Here is another way to reach the conclusion that the lines $AD$, $BC$ and $PQ$ are either concurrent or parallel. From the cyclic quadrilateral $PQDA$ we get $$\angle PAD=180^{\circ }-\angle PQD=\angle QDE+\angle QED=\angle PAE+\angle QED.$$ Hence $\angle QED=\angle PAD-\angle PAE=\angle EAD$. This in view of the tangent-chord theorem means that the circumcircle of triangle $EAD$ is tangent to the line $PQ$ at $E$. Analogously, the circumcircle of triangle $EBC$ is tangent to $PQ$ at $E$.

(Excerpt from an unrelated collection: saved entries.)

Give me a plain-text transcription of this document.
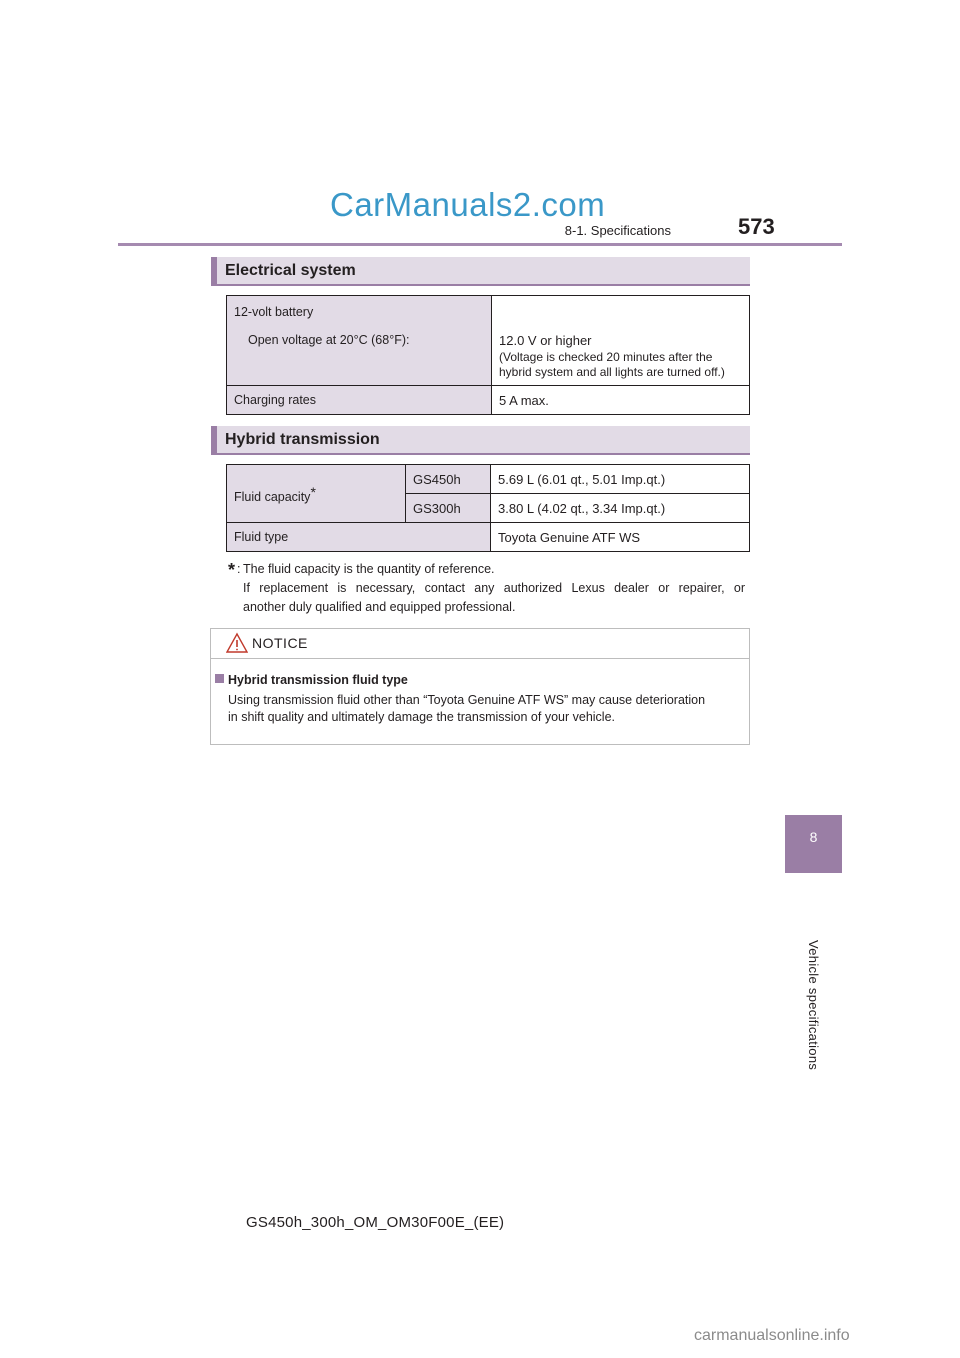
CarManuals2.com
8-1. Specifications	573
8
Vehicle specifications
Electrical system
12-volt battery
Open voltage at 20°C (68°F):	12.0 V or higher
(Voltage is checked 20 minutes after the
hybrid system and all lights are turned off.)

Charging rates	5 A max.
Hybrid transmission
Fluid capacity*	GS450h	5.69 L (6.01 qt., 5.01 Imp.qt.)
	GS300h	3.80 L (4.02 qt., 3.34 Imp.qt.)
Fluid type		Toyota Genuine ATF WS
* : The fluid capacity is the quantity of reference.
If replacement is necessary, contact any authorized Lexus dealer or repairer, or
another duly qualified and equipped professional.
NOTICE
Hybrid transmission fluid type
Using transmission fluid other than “Toyota Genuine ATF WS” may cause deterioration
in shift quality and ultimately damage the transmission of your vehicle.
GS450h_300h_OM_OM30F00E_(EE)
carmanualsonline.info
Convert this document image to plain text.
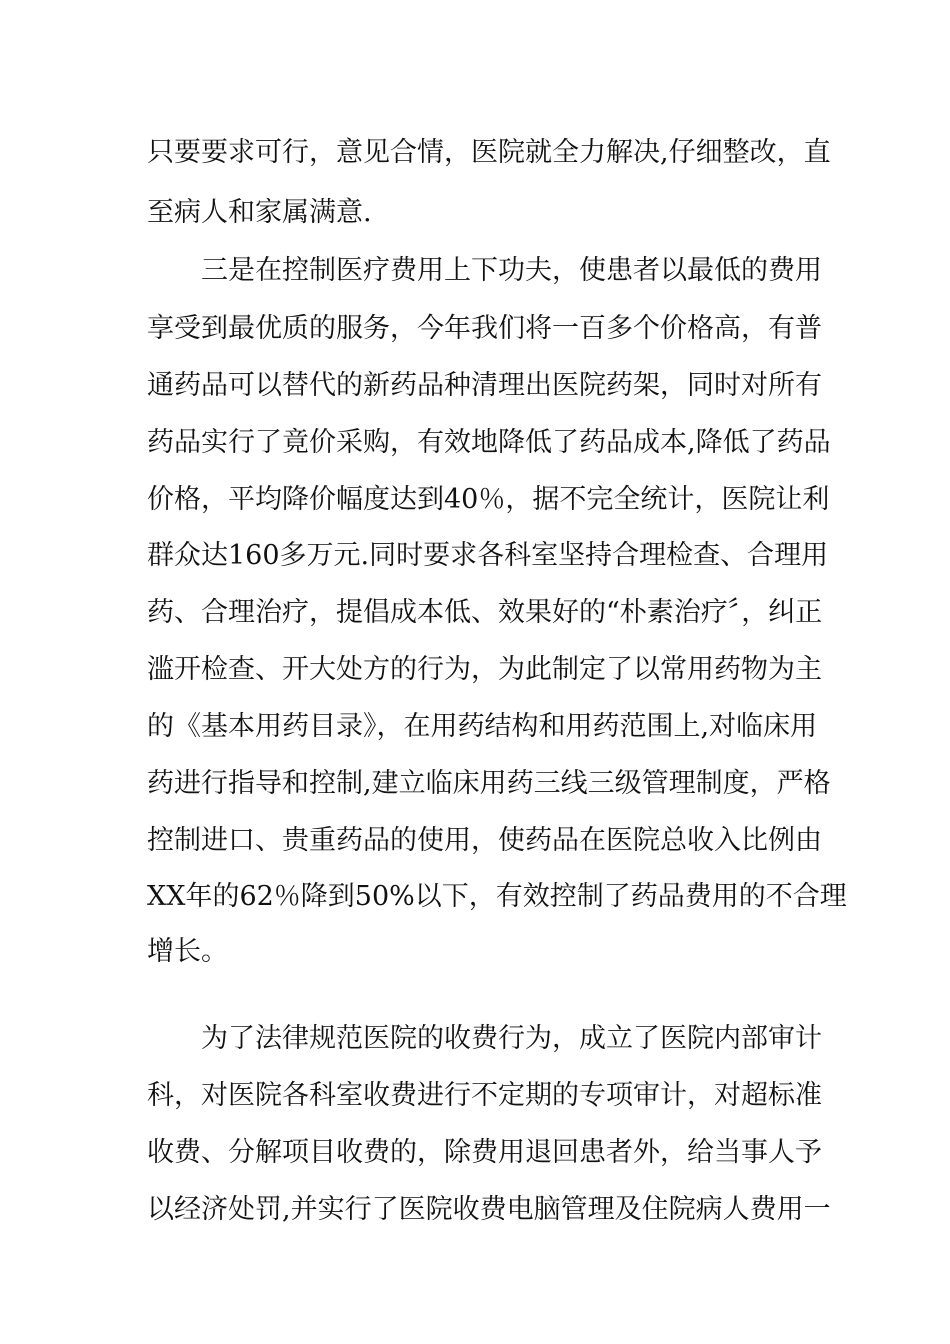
只要要求可行，意见合情，医院就全力解决,仔细整改，直
至病人和家属满意.
三是在控制医疗费用上下功夫，使患者以最低的费用
享受到最优质的服务，今年我们将一百多个价格高，有普
通药品可以替代的新药品种清理出医院药架，同时对所有
药品实行了竟价采购，有效地降低了药品成本,降低了药品
价格，平均降价幅度达到40％，据不完全统计，医院让利
群众达160多万元.同时要求各科室坚持合理检查、合理用
药、合理治疗，提倡成本低、效果好的“朴素治疗〞，纠正
滥开检查、开大处方的行为，为此制定了以常用药物为主
的《基本用药目录》，在用药结构和用药范围上,对临床用
药进行指导和控制,建立临床用药三线三级管理制度，严格
控制进口、贵重药品的使用，使药品在医院总收入比例由
XX年的62％降到50%以下，有效控制了药品费用的不合理
增长。
为了法律规范医院的收费行为，成立了医院内部审计
科，对医院各科室收费进行不定期的专项审计，对超标准
收费、分解项目收费的，除费用退回患者外，给当事人予
以经济处罚,并实行了医院收费电脑管理及住院病人费用一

Suppose that the line $AD$ intersects $PQ$ at $X$. Since $XE$ is tangent to the circle $(EAD)$, $X{E}^2=XA\cdot XD$. Also, $XA\cdot XD=XP\cdot XQ$ because $P,Q,D,A$ lie on a circle. Therefore $X{E}^2=XP\cdot XQ$.

It is not hard to see that this equation determines the position of the point $X$ on the line $PQ$ uniquely. Thus, if $BC$ also cuts $PQ$, say at $Y$, then the analogous equation for $Y$ yields $X=Y$, meaning that the three lines indeed concur. In this case, as well as in the case where $AD\parallel PQ\parallel BC$, the concluding argument is the same as in the first solution.

It remains to eliminate the possibility that e.g. $AD$ meets $PQ$ at $X$ while $BC\parallel PQ$. Indeed, $QPBC$ would then be an isosceles trapezoid and the angle equality $\angle PBE=\angle QCE$ would force that $E$ is the midpoint of $PQ$. So the length of $XE$, which is the geometric mean of the lengths of $XP$ and $XQ$, should also be their arithmetic mean—impossible, as $XP\ne XQ$. The proof is now complete.